The friend for whom I created this little animation is truly a remarkable fellow, named Luc Kaufmann. He used to run a small rural restaurant just up the road, on the other side of the village of Choranche, named Mandrin's Farm. On the slopes behind the restaurant, he raised pigs in an old-fashioned style, and this provided the pork served up in his restaurant.
At the beginning of the excellent film shot in the Vercors entitled The Girl from Paris (with Mathilde Seigner and Michel Serrault), there's a bloody scene showing a pig being slaughtered in a farmyard. The fellow wielding the slaughterer's knife was Luc.

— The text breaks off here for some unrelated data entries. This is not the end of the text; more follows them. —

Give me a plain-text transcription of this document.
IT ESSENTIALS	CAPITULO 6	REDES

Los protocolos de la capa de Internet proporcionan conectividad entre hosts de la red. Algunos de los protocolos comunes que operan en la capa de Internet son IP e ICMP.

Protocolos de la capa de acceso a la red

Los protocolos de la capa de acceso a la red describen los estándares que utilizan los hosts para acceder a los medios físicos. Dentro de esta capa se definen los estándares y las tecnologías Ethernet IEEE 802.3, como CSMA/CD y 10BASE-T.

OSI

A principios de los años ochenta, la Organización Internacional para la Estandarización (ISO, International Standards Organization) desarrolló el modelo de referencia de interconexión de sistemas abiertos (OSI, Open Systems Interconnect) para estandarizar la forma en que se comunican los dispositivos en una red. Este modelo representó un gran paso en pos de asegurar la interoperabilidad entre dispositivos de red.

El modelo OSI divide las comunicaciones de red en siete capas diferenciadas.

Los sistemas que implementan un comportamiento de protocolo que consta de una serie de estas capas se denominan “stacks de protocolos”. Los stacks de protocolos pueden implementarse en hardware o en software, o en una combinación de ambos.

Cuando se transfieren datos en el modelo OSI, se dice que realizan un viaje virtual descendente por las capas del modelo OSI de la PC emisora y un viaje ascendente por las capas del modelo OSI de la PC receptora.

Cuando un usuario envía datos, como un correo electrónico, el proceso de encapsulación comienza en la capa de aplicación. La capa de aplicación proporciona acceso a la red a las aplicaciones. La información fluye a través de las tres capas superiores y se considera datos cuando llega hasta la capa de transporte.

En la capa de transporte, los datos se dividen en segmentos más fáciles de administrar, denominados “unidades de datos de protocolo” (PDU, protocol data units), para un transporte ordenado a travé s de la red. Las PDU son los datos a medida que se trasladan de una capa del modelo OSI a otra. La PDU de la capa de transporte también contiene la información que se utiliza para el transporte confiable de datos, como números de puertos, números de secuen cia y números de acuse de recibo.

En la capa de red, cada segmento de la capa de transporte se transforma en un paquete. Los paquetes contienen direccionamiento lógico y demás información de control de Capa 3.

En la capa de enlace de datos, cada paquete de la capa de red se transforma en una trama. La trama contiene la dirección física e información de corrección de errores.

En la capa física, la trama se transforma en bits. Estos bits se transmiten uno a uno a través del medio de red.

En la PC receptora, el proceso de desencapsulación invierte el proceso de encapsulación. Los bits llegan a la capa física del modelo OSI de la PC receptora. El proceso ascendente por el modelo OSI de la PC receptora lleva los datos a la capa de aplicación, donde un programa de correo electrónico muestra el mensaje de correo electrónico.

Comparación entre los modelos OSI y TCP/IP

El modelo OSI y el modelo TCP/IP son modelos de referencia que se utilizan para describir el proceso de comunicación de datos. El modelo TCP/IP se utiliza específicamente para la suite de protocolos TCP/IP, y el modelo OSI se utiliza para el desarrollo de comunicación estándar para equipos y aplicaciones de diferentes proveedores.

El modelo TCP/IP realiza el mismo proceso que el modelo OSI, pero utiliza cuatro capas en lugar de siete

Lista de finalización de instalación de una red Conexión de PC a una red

When Luc informed me that he had become a ULM pilot, and wanted to set up a business that proposed joyrides over the Vercors, he had already abandoned his restaurants and his pigs, and was contemplating the creation of a fancy cliff-face bar in Pont-en-Royans, with a glass floor through which you could look down into the river, far below. At the last moment, however, the authorities concluded that, if a fire were to break out in such a place, the only way of escaping would consist of jumping from the windows and diving some twenty meters into the Bourne. Unfortunately, that was hardly the kind of emergency exit that might be authorized. So, Luc's lovely project fell through.
The latest news is that Luc has turned to hypnotism in a healing context with overtones of Oriental medicine. His austere website (quite unlike the little red plane) is prefaced by an intriguing quote from Freud: "In the early days, words and magic were one and the same thing." Like Luc and his constant quest for exotic projects.